魔物は体勢を戻してしまった。ジルは自己回復で痛みを消し短剣を構える。またひっくり返さなくてはいけない。しかし手元に長剣はない。にじり寄ってくる魔物の白い胴体から黒い靄が垂れ、あともなく消えていく。
――そうだ。
魔物の全身を覆う白毛は斬撃を通さないけれど、魔法は通るのだ。休暇中に試そうと思っていたことがいま実行できる。

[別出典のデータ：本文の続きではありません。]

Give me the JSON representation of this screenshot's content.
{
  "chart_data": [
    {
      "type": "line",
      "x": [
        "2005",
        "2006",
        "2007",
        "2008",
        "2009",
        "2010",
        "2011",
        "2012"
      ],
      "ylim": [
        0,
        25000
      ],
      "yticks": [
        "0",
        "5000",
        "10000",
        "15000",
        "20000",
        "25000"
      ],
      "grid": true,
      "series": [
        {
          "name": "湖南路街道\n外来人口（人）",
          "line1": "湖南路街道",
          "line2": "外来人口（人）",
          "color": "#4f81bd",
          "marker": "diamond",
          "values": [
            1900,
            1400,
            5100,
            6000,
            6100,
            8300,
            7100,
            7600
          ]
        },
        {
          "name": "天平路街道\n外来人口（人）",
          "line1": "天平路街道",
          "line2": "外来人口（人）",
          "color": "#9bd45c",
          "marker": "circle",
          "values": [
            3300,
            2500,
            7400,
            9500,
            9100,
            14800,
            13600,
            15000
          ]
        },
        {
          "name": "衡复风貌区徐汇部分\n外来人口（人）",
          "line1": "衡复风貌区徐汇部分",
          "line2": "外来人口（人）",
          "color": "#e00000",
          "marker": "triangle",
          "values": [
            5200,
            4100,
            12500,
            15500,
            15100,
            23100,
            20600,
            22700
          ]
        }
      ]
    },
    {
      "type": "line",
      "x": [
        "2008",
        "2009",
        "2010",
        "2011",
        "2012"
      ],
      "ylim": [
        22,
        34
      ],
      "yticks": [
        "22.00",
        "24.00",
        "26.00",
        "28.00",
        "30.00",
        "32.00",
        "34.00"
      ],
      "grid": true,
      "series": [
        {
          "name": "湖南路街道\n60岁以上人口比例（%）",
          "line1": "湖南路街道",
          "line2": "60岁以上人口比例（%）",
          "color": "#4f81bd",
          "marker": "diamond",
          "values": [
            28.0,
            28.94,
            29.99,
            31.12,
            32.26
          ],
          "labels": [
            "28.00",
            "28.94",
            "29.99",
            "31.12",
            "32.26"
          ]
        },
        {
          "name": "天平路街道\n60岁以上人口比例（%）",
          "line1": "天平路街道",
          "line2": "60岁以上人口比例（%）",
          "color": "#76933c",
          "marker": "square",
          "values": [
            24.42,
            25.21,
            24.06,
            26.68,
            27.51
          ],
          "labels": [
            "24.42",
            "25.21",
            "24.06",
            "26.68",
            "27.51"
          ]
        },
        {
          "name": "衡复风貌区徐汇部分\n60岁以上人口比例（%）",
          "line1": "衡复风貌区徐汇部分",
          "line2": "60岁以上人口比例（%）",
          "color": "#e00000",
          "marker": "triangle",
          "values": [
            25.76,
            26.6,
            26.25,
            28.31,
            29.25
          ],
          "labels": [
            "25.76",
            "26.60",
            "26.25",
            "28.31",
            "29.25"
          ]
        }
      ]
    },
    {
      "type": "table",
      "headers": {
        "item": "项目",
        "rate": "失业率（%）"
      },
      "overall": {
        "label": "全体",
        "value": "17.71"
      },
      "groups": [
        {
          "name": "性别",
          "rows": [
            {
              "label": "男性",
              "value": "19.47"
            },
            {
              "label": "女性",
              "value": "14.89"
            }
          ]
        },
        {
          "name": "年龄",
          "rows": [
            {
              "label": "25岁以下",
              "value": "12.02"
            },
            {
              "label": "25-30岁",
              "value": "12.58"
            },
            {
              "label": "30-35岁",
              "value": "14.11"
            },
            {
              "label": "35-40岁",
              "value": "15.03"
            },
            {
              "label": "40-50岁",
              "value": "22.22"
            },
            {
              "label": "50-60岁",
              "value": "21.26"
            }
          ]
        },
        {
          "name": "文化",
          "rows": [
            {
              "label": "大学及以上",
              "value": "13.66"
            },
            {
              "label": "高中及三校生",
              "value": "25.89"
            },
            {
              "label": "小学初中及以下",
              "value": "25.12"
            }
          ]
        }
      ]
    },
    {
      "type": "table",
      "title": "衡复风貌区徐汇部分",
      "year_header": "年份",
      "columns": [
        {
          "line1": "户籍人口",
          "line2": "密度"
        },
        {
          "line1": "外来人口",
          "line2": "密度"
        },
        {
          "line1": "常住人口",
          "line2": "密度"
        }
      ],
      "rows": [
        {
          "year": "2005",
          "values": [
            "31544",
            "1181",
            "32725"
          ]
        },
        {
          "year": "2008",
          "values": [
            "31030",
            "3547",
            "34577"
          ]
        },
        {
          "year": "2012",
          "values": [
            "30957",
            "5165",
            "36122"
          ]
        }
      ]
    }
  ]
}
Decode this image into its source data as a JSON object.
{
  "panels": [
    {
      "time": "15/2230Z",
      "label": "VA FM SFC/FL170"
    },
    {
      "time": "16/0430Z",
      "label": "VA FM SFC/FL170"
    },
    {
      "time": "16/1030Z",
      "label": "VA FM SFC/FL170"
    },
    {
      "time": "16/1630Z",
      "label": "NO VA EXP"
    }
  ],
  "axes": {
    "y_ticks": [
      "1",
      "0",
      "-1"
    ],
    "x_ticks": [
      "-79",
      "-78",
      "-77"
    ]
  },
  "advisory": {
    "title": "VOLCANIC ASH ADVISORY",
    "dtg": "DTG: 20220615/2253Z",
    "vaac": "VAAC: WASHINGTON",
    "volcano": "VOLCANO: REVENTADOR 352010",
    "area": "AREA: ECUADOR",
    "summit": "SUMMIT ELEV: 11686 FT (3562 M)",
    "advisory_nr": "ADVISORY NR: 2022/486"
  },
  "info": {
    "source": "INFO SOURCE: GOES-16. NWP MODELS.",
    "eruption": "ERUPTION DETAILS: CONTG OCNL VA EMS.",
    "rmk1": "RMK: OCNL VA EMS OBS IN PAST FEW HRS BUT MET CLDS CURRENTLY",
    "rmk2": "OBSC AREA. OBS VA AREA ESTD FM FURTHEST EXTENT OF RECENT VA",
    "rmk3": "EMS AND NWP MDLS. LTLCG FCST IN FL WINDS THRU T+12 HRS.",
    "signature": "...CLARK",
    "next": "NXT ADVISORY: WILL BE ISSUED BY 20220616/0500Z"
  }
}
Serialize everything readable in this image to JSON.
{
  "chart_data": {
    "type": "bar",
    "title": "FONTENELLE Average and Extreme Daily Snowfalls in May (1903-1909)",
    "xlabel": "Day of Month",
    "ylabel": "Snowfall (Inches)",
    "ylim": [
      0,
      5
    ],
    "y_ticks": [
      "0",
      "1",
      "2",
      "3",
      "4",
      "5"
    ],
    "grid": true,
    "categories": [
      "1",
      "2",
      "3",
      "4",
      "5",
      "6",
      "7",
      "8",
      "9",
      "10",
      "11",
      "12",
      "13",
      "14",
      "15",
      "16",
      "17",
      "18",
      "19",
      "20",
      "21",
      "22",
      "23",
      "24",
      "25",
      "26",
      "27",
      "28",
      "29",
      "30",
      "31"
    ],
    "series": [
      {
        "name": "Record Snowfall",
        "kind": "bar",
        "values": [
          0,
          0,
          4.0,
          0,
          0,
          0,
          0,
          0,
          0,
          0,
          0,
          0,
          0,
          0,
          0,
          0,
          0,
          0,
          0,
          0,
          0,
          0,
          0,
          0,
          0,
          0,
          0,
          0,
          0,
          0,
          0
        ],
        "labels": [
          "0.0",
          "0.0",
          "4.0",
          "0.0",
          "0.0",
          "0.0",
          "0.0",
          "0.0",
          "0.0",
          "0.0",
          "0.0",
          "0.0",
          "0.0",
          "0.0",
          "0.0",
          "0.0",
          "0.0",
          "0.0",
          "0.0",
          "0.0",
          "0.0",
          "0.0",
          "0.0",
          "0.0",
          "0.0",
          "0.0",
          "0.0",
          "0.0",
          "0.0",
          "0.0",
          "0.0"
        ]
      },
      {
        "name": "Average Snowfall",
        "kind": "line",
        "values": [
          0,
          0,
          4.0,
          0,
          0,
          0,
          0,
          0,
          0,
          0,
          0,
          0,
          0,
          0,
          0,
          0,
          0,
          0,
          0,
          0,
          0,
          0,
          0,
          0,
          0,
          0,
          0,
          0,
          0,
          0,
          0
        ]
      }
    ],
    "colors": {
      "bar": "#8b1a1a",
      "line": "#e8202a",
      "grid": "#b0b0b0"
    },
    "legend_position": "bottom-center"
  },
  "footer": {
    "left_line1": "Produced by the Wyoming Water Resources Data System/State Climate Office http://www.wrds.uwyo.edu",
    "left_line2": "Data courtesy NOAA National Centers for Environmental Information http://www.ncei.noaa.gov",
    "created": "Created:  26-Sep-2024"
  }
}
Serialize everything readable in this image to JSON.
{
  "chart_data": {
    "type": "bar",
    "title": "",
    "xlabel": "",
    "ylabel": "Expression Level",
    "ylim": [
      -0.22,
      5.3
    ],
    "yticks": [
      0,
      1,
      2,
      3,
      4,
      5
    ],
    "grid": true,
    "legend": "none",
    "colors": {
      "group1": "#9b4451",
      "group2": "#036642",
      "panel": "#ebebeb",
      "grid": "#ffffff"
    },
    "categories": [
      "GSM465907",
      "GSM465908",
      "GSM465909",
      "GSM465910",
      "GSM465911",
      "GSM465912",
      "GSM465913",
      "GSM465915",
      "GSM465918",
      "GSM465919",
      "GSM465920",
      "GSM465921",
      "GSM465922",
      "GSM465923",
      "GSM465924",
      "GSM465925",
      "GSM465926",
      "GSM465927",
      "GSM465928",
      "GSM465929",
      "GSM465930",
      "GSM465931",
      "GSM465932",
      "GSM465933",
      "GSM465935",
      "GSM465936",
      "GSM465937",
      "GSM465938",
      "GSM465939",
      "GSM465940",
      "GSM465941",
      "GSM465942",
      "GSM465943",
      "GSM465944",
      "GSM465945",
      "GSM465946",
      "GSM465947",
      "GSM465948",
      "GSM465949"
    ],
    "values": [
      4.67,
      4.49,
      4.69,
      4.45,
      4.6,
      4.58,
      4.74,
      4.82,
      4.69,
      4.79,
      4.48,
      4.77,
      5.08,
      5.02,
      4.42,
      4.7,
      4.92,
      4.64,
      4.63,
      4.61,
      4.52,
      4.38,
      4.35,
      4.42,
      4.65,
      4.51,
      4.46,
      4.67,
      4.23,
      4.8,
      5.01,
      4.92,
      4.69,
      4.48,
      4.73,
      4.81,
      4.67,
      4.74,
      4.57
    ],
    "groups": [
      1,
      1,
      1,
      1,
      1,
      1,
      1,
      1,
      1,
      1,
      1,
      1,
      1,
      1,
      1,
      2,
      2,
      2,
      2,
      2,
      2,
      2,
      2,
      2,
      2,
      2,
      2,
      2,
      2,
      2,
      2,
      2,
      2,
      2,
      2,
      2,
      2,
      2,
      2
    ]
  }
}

ジルは袖をまくり、自分の肌に剣先を走らせた。ひりついた熱を覆うように赤い筋がふくらむ。魔力はまだ解放しない。短剣を持ち直しジルは地面を蹴った。その行動に反応したのか、血の臭いにあてられたのか。
「それ、もっと早くして欲しかった!」
蛇が鎌首をもたげるように魔物が身を立てていた。ジルが短剣で裂いた腹の傷もみえている。そこへ赤い腕を押しつけ聖魔法を解放する。
切創から溢れだした淡い光は魔物の傷を覆った。期待した通りだ。しかし、次の光景にジルは目を瞠った。
聖魔法は傷だけにとどまらず、魔物全体を包み込んだ。密度を増した光は大きな白い塊となり、流砂となって宙に溶けていく。光が消えた中心には。